初めて左腕が動かなくなった時、ビアンカは酷く混乱した。
悲鳴で喉を痛め、花瓶を倒し、近くにあった果物ナイフで自ら腕を切り落とそうとした。
幸い駆けつけたウィルによって浅い切り傷で済んだが、日に日に彼女の治療に対する熱意は冷めていった。

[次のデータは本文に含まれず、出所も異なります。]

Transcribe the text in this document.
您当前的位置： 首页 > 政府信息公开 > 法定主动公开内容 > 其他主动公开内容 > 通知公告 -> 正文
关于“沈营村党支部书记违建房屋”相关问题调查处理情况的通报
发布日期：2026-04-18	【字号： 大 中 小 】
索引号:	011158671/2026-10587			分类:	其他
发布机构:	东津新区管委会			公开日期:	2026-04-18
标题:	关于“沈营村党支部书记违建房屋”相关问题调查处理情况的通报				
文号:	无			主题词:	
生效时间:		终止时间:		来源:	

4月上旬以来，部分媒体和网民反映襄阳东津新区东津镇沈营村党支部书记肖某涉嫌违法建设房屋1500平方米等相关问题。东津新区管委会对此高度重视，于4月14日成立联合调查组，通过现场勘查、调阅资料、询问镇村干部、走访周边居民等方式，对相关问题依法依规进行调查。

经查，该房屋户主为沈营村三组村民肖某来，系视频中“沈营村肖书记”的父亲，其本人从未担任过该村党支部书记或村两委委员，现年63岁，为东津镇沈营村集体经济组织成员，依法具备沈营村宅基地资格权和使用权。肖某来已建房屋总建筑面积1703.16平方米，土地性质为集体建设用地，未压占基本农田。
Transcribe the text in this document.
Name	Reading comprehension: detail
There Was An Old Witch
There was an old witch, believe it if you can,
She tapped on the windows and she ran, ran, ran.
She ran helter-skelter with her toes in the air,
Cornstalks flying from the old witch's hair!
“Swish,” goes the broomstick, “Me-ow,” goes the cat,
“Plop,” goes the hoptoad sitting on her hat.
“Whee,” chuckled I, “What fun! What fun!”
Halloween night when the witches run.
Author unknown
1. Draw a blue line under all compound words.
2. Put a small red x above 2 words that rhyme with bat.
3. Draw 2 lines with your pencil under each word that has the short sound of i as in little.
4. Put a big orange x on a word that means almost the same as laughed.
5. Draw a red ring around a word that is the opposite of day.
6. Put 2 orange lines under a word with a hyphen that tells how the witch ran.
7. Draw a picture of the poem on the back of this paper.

早く家に帰りたいと最後に聞いたのはいつになるだろう。もうビアンカはここで最期を迎えるつもりなのではなかろうか。
そんな嫌な予感を現実にしたくない。
ウィルは毎週ビアンカに会いに行く。
毎日は無理でも、せめて週に一度。
目を離してしまったらビアンカがどこかに行ってしまうのではないか。そんな気分に飲まれて食われそうになる。
辛くないと言ったら嘘になる。
金も時間もかかる。考えるのはマイナスなことばかりで、仕事でもミスが増えるようになった。
たが、ビアンカを失うのはもっと恐ろしい。
そんな時だった。
ドレスローザを思い出したのは。
あのドレスを着られたなら、また昔のように輝いた目を取り戻してくれる。
希望に溢れた未来を思い描いてくれる。
ドレスローザなら必ずビアンカを助けられる。